A half-a-century ago, old-fashion liberal intellectuals and publications – or what would be identified as today’s “progressives” — felt especially threatened by the blacklist, fearful of being smeared by the same anticommunist brush. Victor Navasky found in his classic study, Naming Names, “the majority of center liberals lived in the penumbra of the degradation ceremony [of naming names] and reinforced it by playing its game.” He singled out the New York Times, The New York Post, New Republic and Dissent, among liberal publications, as supportive of the witch-hunt. He also noted the critical role played by some liberals, including Carey McWilliams, of The Nation, along with anti-Stalinist scholars like Michael Harrington, Irving Howe, Paul Goodman, C. Wright Mills and Erich Fromm, in opposition to HUAC, McCarthyism and lists of subversives.
The numerous subversive lists spawned more than splits among liberals.

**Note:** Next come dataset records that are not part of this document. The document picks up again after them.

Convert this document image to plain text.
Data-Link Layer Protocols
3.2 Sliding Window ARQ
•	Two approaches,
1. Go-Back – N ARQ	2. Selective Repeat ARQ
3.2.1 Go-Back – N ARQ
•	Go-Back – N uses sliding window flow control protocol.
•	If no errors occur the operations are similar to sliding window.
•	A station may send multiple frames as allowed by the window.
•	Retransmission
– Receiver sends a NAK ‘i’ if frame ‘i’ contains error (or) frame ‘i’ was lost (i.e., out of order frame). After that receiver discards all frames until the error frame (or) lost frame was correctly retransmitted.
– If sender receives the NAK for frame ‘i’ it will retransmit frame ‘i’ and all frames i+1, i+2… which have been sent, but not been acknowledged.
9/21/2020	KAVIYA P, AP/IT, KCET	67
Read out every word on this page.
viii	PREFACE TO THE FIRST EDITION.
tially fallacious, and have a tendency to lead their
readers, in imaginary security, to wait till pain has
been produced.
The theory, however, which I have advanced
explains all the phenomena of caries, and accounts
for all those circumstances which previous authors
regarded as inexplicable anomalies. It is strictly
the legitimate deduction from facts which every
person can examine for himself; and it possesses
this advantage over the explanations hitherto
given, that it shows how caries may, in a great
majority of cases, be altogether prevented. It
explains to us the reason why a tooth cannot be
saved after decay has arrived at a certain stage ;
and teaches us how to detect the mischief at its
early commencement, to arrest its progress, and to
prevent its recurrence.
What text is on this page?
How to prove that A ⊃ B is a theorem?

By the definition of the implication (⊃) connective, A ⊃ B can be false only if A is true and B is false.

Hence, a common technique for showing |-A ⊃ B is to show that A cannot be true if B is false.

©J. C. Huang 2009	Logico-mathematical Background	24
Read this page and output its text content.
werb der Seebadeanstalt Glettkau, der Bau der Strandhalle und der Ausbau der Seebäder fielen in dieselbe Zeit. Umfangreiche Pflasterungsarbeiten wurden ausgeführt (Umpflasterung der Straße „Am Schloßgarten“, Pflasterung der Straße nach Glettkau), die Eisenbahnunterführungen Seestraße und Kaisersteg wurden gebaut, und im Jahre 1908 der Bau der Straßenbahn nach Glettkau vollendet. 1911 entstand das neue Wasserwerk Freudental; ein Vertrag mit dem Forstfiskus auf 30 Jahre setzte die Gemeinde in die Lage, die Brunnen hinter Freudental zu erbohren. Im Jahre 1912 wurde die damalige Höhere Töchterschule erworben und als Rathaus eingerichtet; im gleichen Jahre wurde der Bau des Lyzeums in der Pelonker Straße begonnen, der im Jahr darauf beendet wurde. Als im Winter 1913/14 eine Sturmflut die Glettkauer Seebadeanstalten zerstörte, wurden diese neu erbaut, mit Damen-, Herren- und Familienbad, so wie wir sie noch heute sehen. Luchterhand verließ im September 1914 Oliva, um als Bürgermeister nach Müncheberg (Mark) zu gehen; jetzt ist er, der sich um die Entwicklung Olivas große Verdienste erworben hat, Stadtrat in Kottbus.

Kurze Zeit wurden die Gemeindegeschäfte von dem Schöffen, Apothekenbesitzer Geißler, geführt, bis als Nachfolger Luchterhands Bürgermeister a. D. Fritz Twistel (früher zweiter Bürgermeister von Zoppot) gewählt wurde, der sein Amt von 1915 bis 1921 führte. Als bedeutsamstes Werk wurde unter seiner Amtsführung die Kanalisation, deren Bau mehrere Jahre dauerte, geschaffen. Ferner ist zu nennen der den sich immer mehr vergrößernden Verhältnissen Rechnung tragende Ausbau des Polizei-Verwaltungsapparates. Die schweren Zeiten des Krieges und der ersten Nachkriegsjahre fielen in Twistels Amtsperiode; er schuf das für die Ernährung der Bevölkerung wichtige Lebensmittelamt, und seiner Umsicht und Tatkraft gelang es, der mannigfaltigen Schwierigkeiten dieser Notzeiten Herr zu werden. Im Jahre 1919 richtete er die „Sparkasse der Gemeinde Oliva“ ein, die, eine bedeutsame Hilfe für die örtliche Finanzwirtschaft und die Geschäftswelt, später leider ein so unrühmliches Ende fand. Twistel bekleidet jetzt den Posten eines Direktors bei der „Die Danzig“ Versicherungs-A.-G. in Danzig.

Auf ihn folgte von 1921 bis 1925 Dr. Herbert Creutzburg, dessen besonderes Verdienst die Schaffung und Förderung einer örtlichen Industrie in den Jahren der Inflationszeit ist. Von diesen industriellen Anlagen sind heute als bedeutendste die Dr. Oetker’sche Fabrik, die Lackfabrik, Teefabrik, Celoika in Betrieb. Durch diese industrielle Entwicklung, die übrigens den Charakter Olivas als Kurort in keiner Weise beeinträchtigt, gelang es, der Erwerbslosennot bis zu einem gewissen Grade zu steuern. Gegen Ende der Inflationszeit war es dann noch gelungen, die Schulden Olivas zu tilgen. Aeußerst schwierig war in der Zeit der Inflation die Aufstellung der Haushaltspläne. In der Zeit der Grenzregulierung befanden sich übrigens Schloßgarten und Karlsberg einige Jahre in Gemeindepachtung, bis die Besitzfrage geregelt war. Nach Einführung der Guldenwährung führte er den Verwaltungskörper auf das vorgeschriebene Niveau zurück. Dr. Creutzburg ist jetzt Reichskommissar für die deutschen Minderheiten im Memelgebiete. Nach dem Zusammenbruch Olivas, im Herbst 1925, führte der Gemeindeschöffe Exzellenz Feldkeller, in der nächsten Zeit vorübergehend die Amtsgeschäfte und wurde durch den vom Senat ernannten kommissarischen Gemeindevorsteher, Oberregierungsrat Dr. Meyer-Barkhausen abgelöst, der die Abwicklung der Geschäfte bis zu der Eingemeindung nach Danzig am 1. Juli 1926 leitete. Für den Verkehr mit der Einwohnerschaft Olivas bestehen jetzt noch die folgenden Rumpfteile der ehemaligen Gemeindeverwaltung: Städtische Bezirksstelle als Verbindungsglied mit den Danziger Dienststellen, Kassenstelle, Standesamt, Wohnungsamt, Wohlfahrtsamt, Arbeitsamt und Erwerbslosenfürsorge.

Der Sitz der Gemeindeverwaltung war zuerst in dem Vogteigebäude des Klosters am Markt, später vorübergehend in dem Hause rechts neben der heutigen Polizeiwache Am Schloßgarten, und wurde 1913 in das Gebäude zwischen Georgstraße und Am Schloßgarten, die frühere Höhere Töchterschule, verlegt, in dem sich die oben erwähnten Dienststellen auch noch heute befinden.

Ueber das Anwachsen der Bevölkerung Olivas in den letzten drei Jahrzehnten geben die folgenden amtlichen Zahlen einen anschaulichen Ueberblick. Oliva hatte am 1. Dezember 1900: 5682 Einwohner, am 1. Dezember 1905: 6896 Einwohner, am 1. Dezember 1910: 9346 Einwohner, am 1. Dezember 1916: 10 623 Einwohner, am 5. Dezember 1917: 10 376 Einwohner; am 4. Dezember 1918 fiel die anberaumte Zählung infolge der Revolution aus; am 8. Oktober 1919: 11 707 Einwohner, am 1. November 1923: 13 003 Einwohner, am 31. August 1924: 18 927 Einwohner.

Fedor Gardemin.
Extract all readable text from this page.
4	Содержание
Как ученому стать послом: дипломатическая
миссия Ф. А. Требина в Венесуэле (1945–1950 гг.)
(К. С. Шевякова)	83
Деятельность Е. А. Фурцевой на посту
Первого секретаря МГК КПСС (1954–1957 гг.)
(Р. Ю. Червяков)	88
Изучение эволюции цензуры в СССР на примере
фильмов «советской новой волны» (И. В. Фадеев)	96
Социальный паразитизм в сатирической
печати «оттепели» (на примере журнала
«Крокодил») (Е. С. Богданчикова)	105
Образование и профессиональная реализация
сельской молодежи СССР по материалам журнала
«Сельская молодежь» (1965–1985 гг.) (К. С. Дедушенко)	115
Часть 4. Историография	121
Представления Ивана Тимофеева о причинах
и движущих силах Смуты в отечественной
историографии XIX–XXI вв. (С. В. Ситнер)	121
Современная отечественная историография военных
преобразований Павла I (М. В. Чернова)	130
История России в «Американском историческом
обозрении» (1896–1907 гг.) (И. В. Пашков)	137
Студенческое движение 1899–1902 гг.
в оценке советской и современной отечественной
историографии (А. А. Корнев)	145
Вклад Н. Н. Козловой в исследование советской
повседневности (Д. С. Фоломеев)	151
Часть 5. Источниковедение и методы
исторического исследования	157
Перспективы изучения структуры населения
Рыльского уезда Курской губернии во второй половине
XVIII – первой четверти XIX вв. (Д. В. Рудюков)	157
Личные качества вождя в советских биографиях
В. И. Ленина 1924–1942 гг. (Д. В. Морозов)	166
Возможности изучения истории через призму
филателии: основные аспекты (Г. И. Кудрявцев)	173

Ray Bradbury published his sci-fi classic, Fahrenheit 451, in 1953. The title signifies the temperature at which book-paper burns. It’s a dystopian novel about postmodern “firemen” who censor threatening texts by burning them and the small, isolated communities of people committed to keeping the written word — as a memorized, spoken text — alive. Bradbury wrote his classic tale during a period in which a dozen or so communities around the country organized popular gatherings at which citizens, including many young people, burned popular comics and other books.
The trial of the first Trump-inauguration protesters has just begun and more will take place. One key factor repeated cited by federal prosecutors – and the fawning media – is the street “violence” that occurred during the protests and, ironically, while the 200-plus people arrested were being held by the police. Many critics warn of the possible – likely? – role of agent-provocateurs in the violence. Federal officials have long used violence to fuel a political agenda. Most notably, FBI agents during its COINTELPRO program and CIA operative in any number of foreign campaigns have employed agent-provocateur tactics to discredit legitimate protesters. Should one expect any less from the then-newly established Trump administration?
It remains to be seen how strongly federal prosecutors will adhere to Judge Morina’s warnings when gathering information about political protesters. Most worrisome, it’s not clear if — most likely — they will use the information to build a new subversives list. Welcome to the 21st century national security state.